In the 21st century, and where British Jews are, you cannot have a single organisation which claims to be the “Voice of British Jews” that “Stands for EveryBoDy” unless it lives up to its description of being democratic.

In fact, its membership – 300 or so synagogues and organisations – doesn’t even represent the majority of affiliated and involved British Jews. There are at least 400 synagogues at last count and well over 1,000 organisations – large and small.

So what to do?

Unfortunately, attempts at internal reform have crashed against a brick wall of vested interests and personal animosities.

A bit of democracy and accountability would be a start.

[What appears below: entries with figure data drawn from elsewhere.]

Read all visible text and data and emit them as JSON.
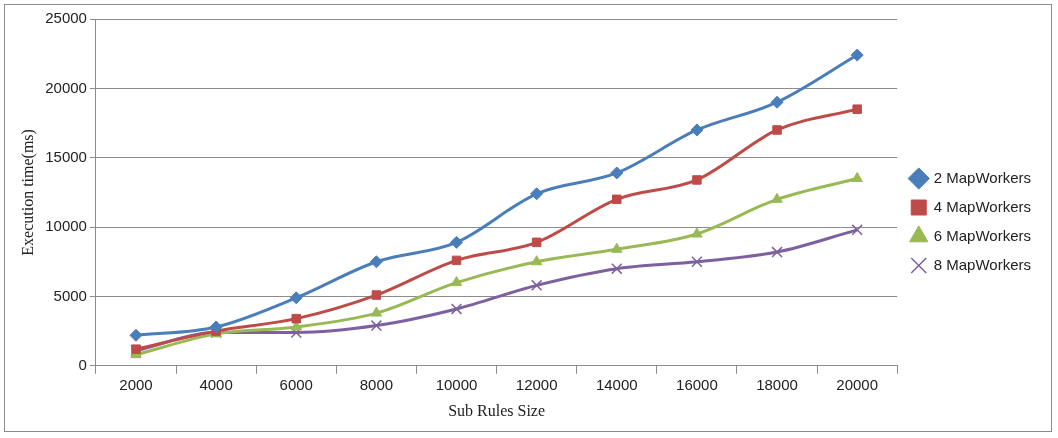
{
  "chart_data": {
    "type": "line",
    "xlabel": "Sub Rules Size",
    "ylabel": "Execution time(ms)",
    "categories": [
      "2000",
      "4000",
      "6000",
      "8000",
      "10000",
      "12000",
      "14000",
      "16000",
      "18000",
      "20000"
    ],
    "series": [
      {
        "name": "2 MapWorkers",
        "color": "#4a7ebb",
        "marker": "diamond",
        "values": [
          2200,
          2800,
          4900,
          7500,
          8900,
          12400,
          13900,
          17000,
          19000,
          22400
        ]
      },
      {
        "name": "4 MapWorkers",
        "color": "#be4b48",
        "marker": "square",
        "values": [
          1200,
          2500,
          3400,
          5100,
          7600,
          8900,
          12000,
          13400,
          17000,
          18500
        ]
      },
      {
        "name": "6 MapWorkers",
        "color": "#98b954",
        "marker": "triangle",
        "values": [
          800,
          2300,
          2800,
          3800,
          6000,
          7500,
          8400,
          9500,
          12000,
          13500
        ]
      },
      {
        "name": "8 MapWorkers",
        "color": "#7d60a0",
        "marker": "cross",
        "values": [
          1100,
          2400,
          2400,
          2900,
          4100,
          5800,
          7000,
          7500,
          8200,
          9800
        ]
      }
    ],
    "ylim": [
      0,
      25000
    ],
    "yticks": [
      0,
      5000,
      10000,
      15000,
      20000,
      25000
    ],
    "grid": "y",
    "legend": "right"
  }
}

The Board is democratically elected – or close enough, since most organisations choose their deputy without election and many Synagogue representatives are there through inertia or muggin’s turn.

But where there is a democratic deficit is the relationship between the Honorary Officers and the deputies themselves.

Policy is made by the HOs, largely without consulting deputies, and certainly without debates and votes.

I’m not saying that every time the Board wants to make a statement on something, it has to have a phone ballot of deputies. But what is needed is debates and votes for a policy framework, whether it be on the unquestioning support for the Holocaust memorial in Victoria Tower Gardens or backing for every Israeli government line.

And these policies need to be suggested by the HOs, because getting deputies’ motions to the floor is a long, arduous and complicated process.

At the moment, at least, we are told that policy is determined by the HOs, in consultation with professional staff and unnamed stakeholders who appear to have more power than elected deputies.

Another idea would be to have term limits – say three or four three-year terms. As it stands, there are some deputies who have been there forever and they seem to think that is virtuous. It isn’t. It breeds stale thinking, a sense of entitlement and clogs up the system for younger people, making the Board less attractive for them.

I once asked at a meeting for a show of hands of how many under 40s were present. About six put their hands up.

This could be helped by deputies standing down at retirement age or if they have finished their time as HOs.

Speaking of younger people, leave our wonderful UJS to deal with various nastiness on campus. They know what they are doing and don’t need “grown-ups” wading in. Some times – most times in fact – it’s a hindrance not a help.

In short, deputies need now to put their heads together to make the organisation more democratic and, dare I say it, relevant for 21st-century British Jews.